The eagerly awaited film “Guntur Kaaram” starring Mahesh Babu debuted in theatres on Friday, January 12. Trade reports state that the movie has given the Telugu cinema industry a great start for the new year.
“Guntur Kaaram,” starring Trivikram Srinivas, made about Rs 45 crore on its opening day in Andhra Pradesh and Telangana. With 74.67% in morning programs, 61.43% in afternoon shows, and 69.89% in evening shows, the movie’s overall Telugu occupancy was 68.66%. Additionally, it is been stated that ‘Guntur Kaaram’ has outperformed Allu Arjun’s intense Telugu blockbuster ‘Pushpa: The Rise’ in terms of opening collections. “Pushpa” brought in Rs 35.50 crore to the Andhra Pradesh and Telangana government.

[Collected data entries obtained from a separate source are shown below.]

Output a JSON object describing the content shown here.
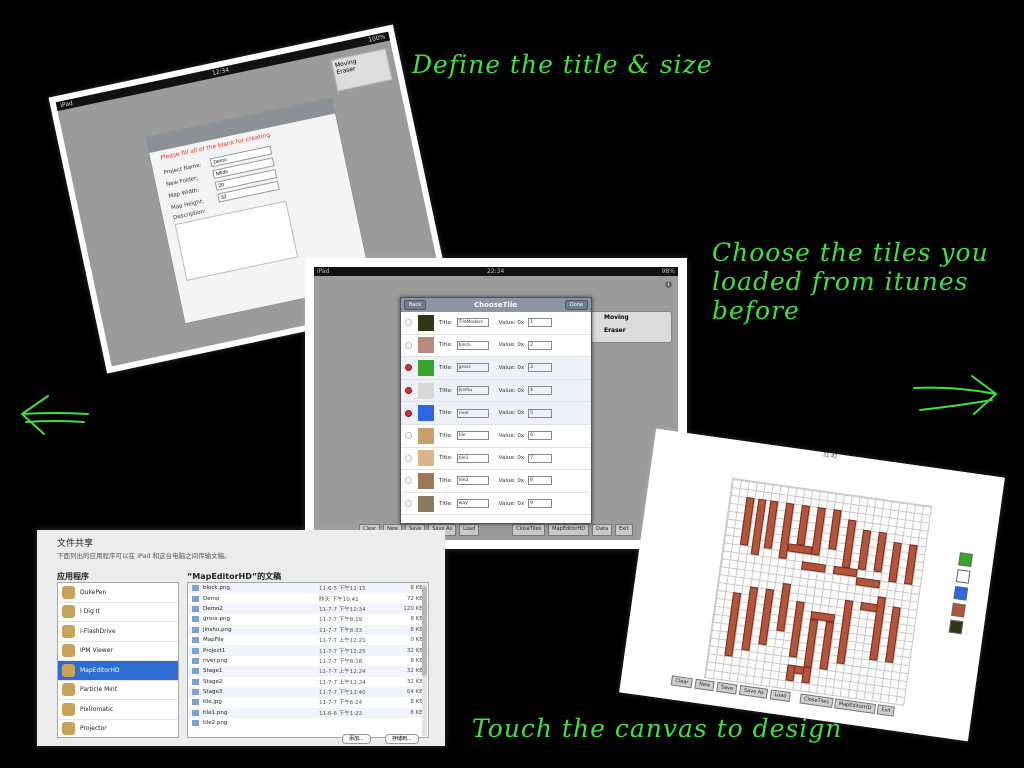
{
  "captions": {
    "define": "Define the title & size",
    "choose": "Choose the tiles you loaded from itunes before",
    "touch": "Touch the canvas to design"
  },
  "colors": {
    "accent": "#3fe13b",
    "background": "#000000"
  },
  "icons": {
    "left_arrow": "arrow-left-icon",
    "right_arrow": "arrow-right-icon"
  },
  "shot1": {
    "status_time": "12:34",
    "warning": "Please fill all of the blank for creating",
    "fields": [
      {
        "label": "Project Name:",
        "value": "Demo"
      },
      {
        "label": "New Folder:",
        "value": "Mkdir"
      },
      {
        "label": "Map Width:",
        "value": "20"
      },
      {
        "label": "Map Height:",
        "value": "32"
      }
    ],
    "description_label": "Description:",
    "side_moving": "Moving",
    "side_eraser": "Eraser"
  },
  "shot2": {
    "status_left": "iPad",
    "status_time": "22:34",
    "status_right": "98%",
    "title": "ChooseTile",
    "back_button": "Back",
    "done_button": "Done",
    "title_label": "Title:",
    "value_label": "Value: 0x",
    "tiles": [
      {
        "title": "TileModern",
        "value": "1",
        "selected": false,
        "color": "#2d3a12"
      },
      {
        "title": "block",
        "value": "2",
        "selected": false,
        "color": "#b98a7b"
      },
      {
        "title": "gross",
        "value": "3",
        "selected": true,
        "color": "#37a52a"
      },
      {
        "title": "jinshu",
        "value": "4",
        "selected": true,
        "color": "#d8d8d8"
      },
      {
        "title": "river",
        "value": "5",
        "selected": true,
        "color": "#2c66e3"
      },
      {
        "title": "tile",
        "value": "6",
        "selected": false,
        "color": "#c9a06c"
      },
      {
        "title": "tile1",
        "value": "7",
        "selected": false,
        "color": "#ddb486"
      },
      {
        "title": "tile2",
        "value": "8",
        "selected": false,
        "color": "#9c7a55"
      },
      {
        "title": "way",
        "value": "9",
        "selected": false,
        "color": "#8e7b5e"
      }
    ],
    "side_moving": "Moving",
    "side_eraser": "Eraser",
    "bottom_buttons": [
      "Clear",
      "New",
      "Save",
      "Save As",
      "Load",
      "CloseTiles",
      "MapEditorHD",
      "Data",
      "Exit"
    ]
  },
  "shot3": {
    "title": "文件共享",
    "subtitle": "下面列出的应用程序可以在 iPad 和这台电脑之间传输文稿。",
    "apps_header": "应用程序",
    "docs_header": "“MapEditorHD”的文稿",
    "apps": [
      "DukePen",
      "I Dig It",
      "i-FlashDrive",
      "IPM Viewer",
      "MapEditorHD",
      "Particle Mint",
      "Pixlromatic",
      "Projector",
      "QR HD"
    ],
    "selected_app": "MapEditorHD",
    "docs": [
      {
        "name": "block.png",
        "date": "11-6-5 下午12:15",
        "size": "8 KB"
      },
      {
        "name": "Demo",
        "date": "昨天 下午10:41",
        "size": "72 KB"
      },
      {
        "name": "Demo2",
        "date": "11-7-7 下午12:34",
        "size": "120 KB"
      },
      {
        "name": "gross.png",
        "date": "11-7-7 下午8:19",
        "size": "8 KB"
      },
      {
        "name": "jinshu.png",
        "date": "11-7-7 下午8:33",
        "size": "8 KB"
      },
      {
        "name": "MapFile",
        "date": "11-7-7 上午12:21",
        "size": "0 KB"
      },
      {
        "name": "Project1",
        "date": "11-7-7 下午12:25",
        "size": "32 KB"
      },
      {
        "name": "river.png",
        "date": "11-7-7 下午8:18",
        "size": "8 KB"
      },
      {
        "name": "Stage1",
        "date": "11-7-7 上午12:24",
        "size": "32 KB"
      },
      {
        "name": "Stage2",
        "date": "11-7-7 上午12:24",
        "size": "32 KB"
      },
      {
        "name": "Stage3",
        "date": "11-7-7 下午12:40",
        "size": "64 KB"
      },
      {
        "name": "tile.jpg",
        "date": "11-7-7 下午6:24",
        "size": "8 KB"
      },
      {
        "name": "tile1.png",
        "date": "11-6-6 下午1:23",
        "size": "8 KB"
      },
      {
        "name": "tile2.png",
        "date": "",
        "size": ""
      }
    ],
    "add_button": "添加...",
    "save_button": "存储到..."
  },
  "shot4": {
    "status_time": "21:42",
    "palette_colors": [
      "#37a52a",
      "#ffffff",
      "#2c66e3",
      "#b4543a",
      "#2d3a12"
    ],
    "bottom_buttons": [
      "Clear",
      "New",
      "Save",
      "Save As",
      "Load"
    ],
    "bottom_buttons_right": [
      "CloseTiles",
      "MapEditorHD",
      "Exit"
    ]
  }
}
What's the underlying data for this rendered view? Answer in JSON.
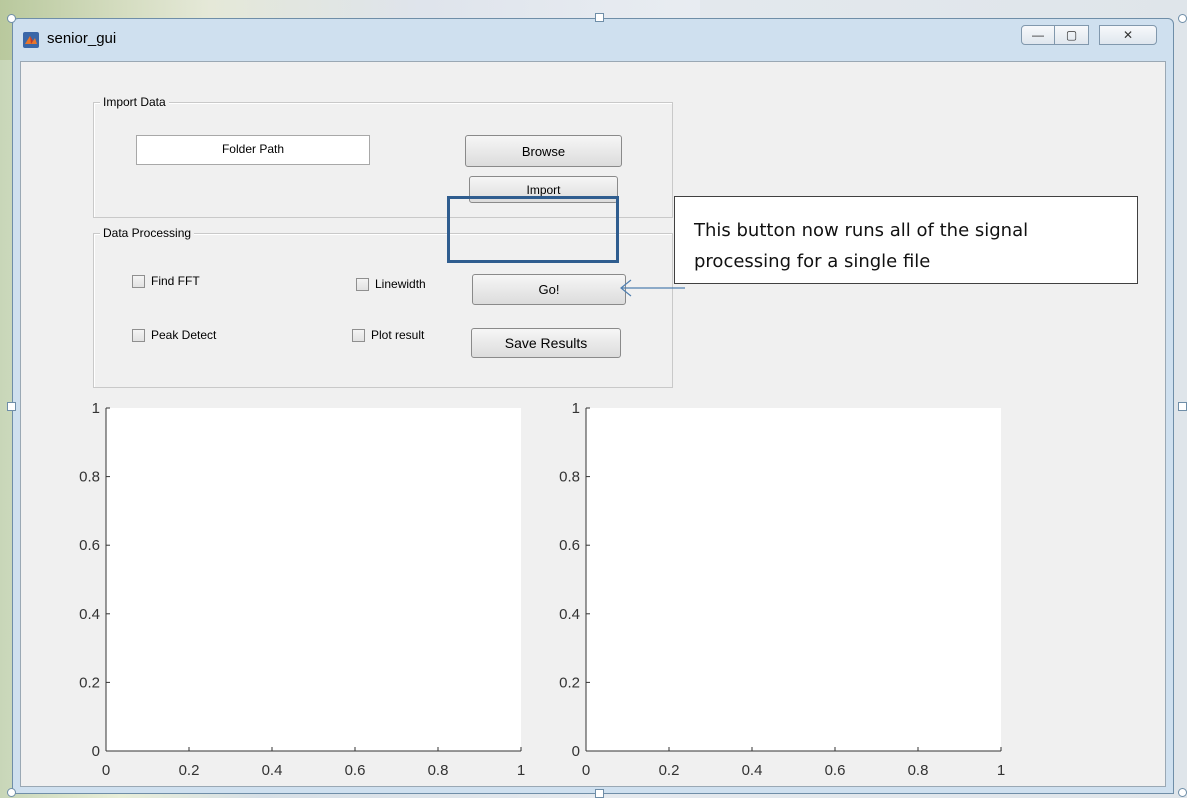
{
  "window": {
    "title": "senior_gui",
    "icon": "matlab-icon"
  },
  "controls": {
    "minimize": "—",
    "maximize": "▢",
    "close": "✕"
  },
  "import_panel": {
    "title": "Import Data",
    "folder_path": "Folder Path",
    "browse_label": "Browse",
    "import_label": "Import"
  },
  "processing_panel": {
    "title": "Data Processing",
    "find_fft": "Find FFT",
    "peak_detect": "Peak Detect",
    "linewidth": "Linewidth",
    "plot_result": "Plot result",
    "go_label": "Go!",
    "save_label": "Save Results"
  },
  "callout": {
    "text": "This button now runs all of the signal processing for a single file",
    "border_color": "#2f5d8f"
  },
  "axes": [
    {
      "xticks": [
        "0",
        "0.2",
        "0.4",
        "0.6",
        "0.8",
        "1"
      ],
      "yticks": [
        "0",
        "0.2",
        "0.4",
        "0.6",
        "0.8",
        "1"
      ],
      "xlim": [
        0,
        1
      ],
      "ylim": [
        0,
        1
      ]
    },
    {
      "xticks": [
        "0",
        "0.2",
        "0.4",
        "0.6",
        "0.8",
        "1"
      ],
      "yticks": [
        "0",
        "0.2",
        "0.4",
        "0.6",
        "0.8",
        "1"
      ],
      "xlim": [
        0,
        1
      ],
      "ylim": [
        0,
        1
      ]
    }
  ]
}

Written and directed by Trivikram Srinivas, ‘Guntur Kaaram’ is a commercial entertainer with Mahesh Babu playing the lead. The film is his first role since the 2022 release, ‘Sarkaru Vaari Paata’. Apart from Babu, the film also stars Meenakshi Chaudhary and Sreeleela in pivotal roles. The music has been composed by S Thaman. ‘Guntur Kaaram’ arrived in theatres on January 12. Produced by Haarika & Hassine Creations, the film has music composed by Thaman, editing by Naveen Nooli and cinematography by Manoj Paramahamsa and PS Vinod.
Guntur Kaaram’s review
It is fascinating to ponder love stories involving friends (like Salaar and RRR) and now parents (like Animal, Hi Nanna, and Guntur Kaaram). Although the tone and plots of each of these films vary, it seems like there are too many mommy-daddy-friend problems these days. Our male leads must be able to express their angst in other ways, right? Nobody knew what Guntur Kaaram was about until they entered the theatre since the film’s creators kept the plot details close to the vest. However, this movie is not at all what you would think it would be—a commercial potboiler with little depth. Not that Trivikram doesn’t try hard enough to make this enough effort to make it like an emotional rollercoaster.

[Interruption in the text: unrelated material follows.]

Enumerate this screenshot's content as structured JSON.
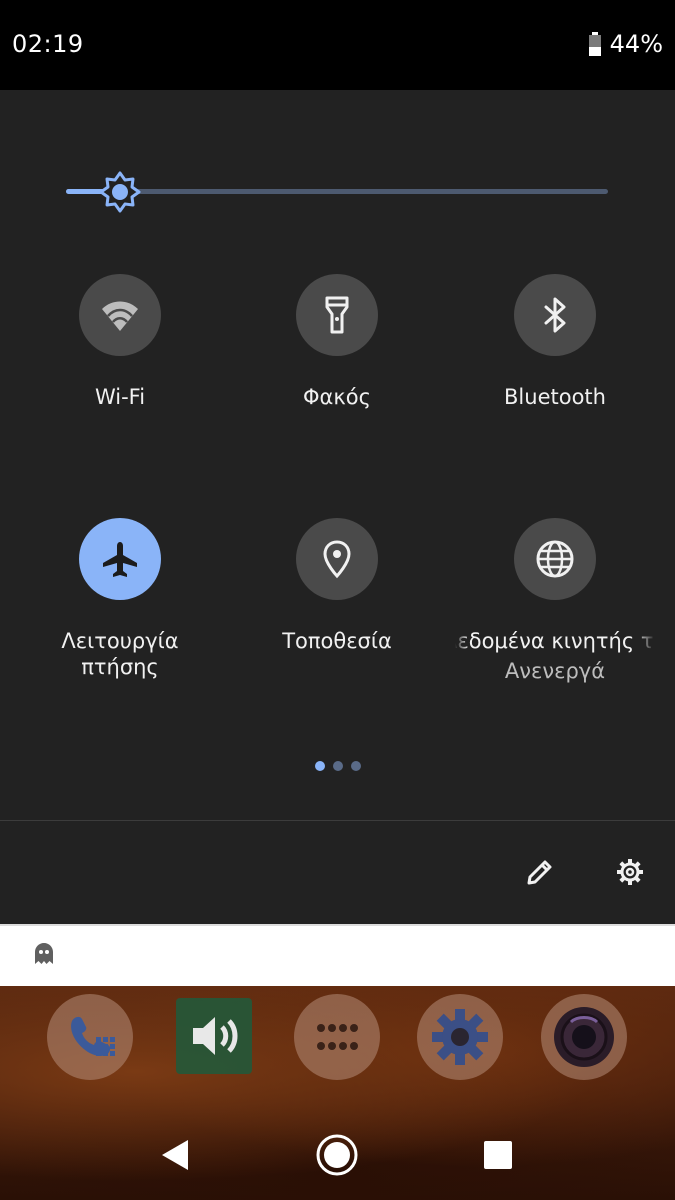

It’s difficult to find ease and swagger like Mahesh’s portrayal of Ramana. He is smoking and elegantly lighting Beedis. His conversation is full of irony, and you have to laugh at parts of its ridiculousness. He’s self-aware and calling out his family left and right for their flaws…you get the drift. The only reason this bland picture ever comes close to working is Mahesh. Is the actor’s sheer willpower and ability to swim against the tide sufficient to keep this movie afloat? An amusing moment in which Ramana is inebriated and tries to figure out why he’s there, who’s plotting his murder, and where the tale is going leaves you, the viewer, feeling that way halfway through the movie. Manoj Paramahamsa’s cinematography likewise attempts to provide energy to the proceedings, but it is limited in its effectiveness by prioritizing style above content.
The easiest way to describe Guntur Kaaram’s plot is as a collection of sequences that either go on too long, don’t focus on feelings enough, cut off too soon, or worse, are used as fillers. Trivikram will undermine Ramana’s situation and the reason behind his mother’s abandonment before you even begin to empathize with him. Mahesh’s character has very few opportunities throughout the movie to fully express his emotions and take a deep breath.
Old-fashioned action sequences and stale gags don’t help, and Thaman’s background score occasionally drowns out the conversation. Trivikram’s earlier films, such as Attarintiki Daredi and Ala Vaikunthapurramuloo, are reminiscent of this one, although he could have done better if he had concentrated. The caste angle feels like posturing, and the power relationships are nothing new. Instead, when Ramana’s granddad gets too nasty, you are merely given a tonne more evil guys for him to take down.